Single by Cracker

from the album Cracker
- Released: 1992
- Recorded: Summer 1991 at Hollywood
- Genre: Alternative rock
- Length: 4:11
- Label: Virgin Records
- Songwriter: David Lowery
- Producer: Don Smith

Cracker singles chronology
|  | "Teen Angst (What the World Needs Now)" (1992) | "Happy Birthday to Me" (1992) |

= Teen Angst (What the World Needs Now) =

"Teen Angst (What the World Needs Now)" is a song by the rock band Cracker. Released in 1992, it was the first single from their debut album Cracker, and went to #1 on the US Modern Rock chart.

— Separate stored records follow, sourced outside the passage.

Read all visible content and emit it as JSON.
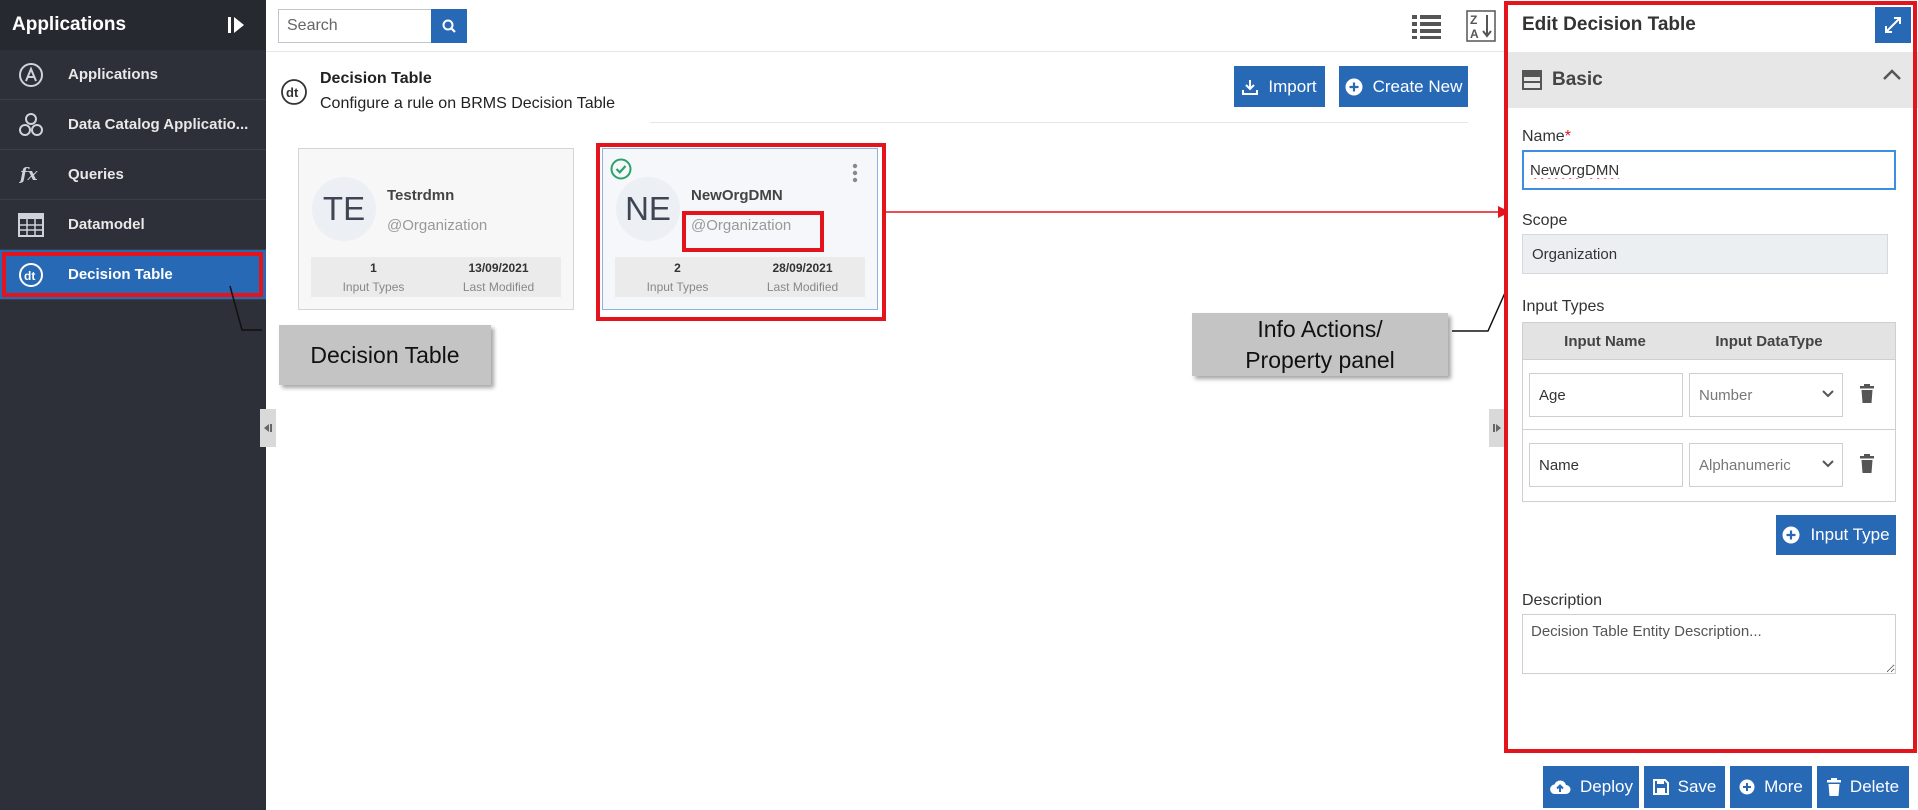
{
  "sidebar": {
    "title": "Applications",
    "items": [
      {
        "label": "Applications",
        "icon": "applications-icon"
      },
      {
        "label": "Data Catalog Applicatio...",
        "icon": "data-catalog-icon"
      },
      {
        "label": "Queries",
        "icon": "fx-icon"
      },
      {
        "label": "Datamodel",
        "icon": "table-grid-icon"
      },
      {
        "label": "Decision Table",
        "icon": "decision-table-icon",
        "active": true
      }
    ]
  },
  "topbar": {
    "search_placeholder": "Search"
  },
  "main": {
    "title": "Decision Table",
    "subtitle": "Configure a rule on BRMS Decision Table",
    "import_label": "Import",
    "create_label": "Create New",
    "cards": [
      {
        "initials": "TE",
        "name": "Testrdmn",
        "scope": "@Organization",
        "input_types": "1",
        "input_types_label": "Input Types",
        "last_modified": "13/09/2021",
        "last_modified_label": "Last Modified",
        "selected": false
      },
      {
        "initials": "NE",
        "name": "NewOrgDMN",
        "scope": "@Organization",
        "input_types": "2",
        "input_types_label": "Input Types",
        "last_modified": "28/09/2021",
        "last_modified_label": "Last Modified",
        "selected": true
      }
    ]
  },
  "callouts": {
    "decision_table": "Decision Table",
    "info_line1": "Info Actions/",
    "info_line2": "Property panel"
  },
  "panel": {
    "title": "Edit Decision Table",
    "section": "Basic",
    "name_label": "Name",
    "required_mark": "*",
    "name_value": "NewOrgDMN",
    "scope_label": "Scope",
    "scope_value": "Organization",
    "input_types_label": "Input Types",
    "col_input_name": "Input Name",
    "col_input_datatype": "Input DataType",
    "rows": [
      {
        "name": "Age",
        "datatype": "Number"
      },
      {
        "name": "Name",
        "datatype": "Alphanumeric"
      }
    ],
    "add_input_label": "Input Type",
    "description_label": "Description",
    "description_placeholder": "Decision Table Entity Description..."
  },
  "actions": {
    "deploy": "Deploy",
    "save": "Save",
    "more": "More",
    "delete": "Delete"
  },
  "colors": {
    "accent": "#2869b6",
    "sidebar_bg": "#2d3038",
    "highlight": "#e3141b"
  }
}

The song was later released on the compilation albums, Garage D'Or and Get On with It: The Best of Cracker. Re-recordings of the song appear on the album Greatest Hits Redux and — accompanied by bluegrass band Leftover Salmon — O' Cracker Where Art Thou?.

==Track listings==
1. "Teen Angst (What the World Needs Now)" - 4:11
2. "Can I Take My Gun to Heaven?" - 3:50
3. "China" - 3:09

==Chart positions==

| Chart (1992) | Peak position |
|---|---|
| Australia (ARIA) | 148 |
| Canada Top Singles (RPM) | 65 |
| US Modern Rock Tracks (Billboard) | 1 |
| US Album Rock Tracks | 27 |

==See also==
- List of Billboard Modern Rock Tracks number ones of the 1990s

==In popular culture==
On June 5, 2012, the song was released as downloadable content for the video game Rock Band 3.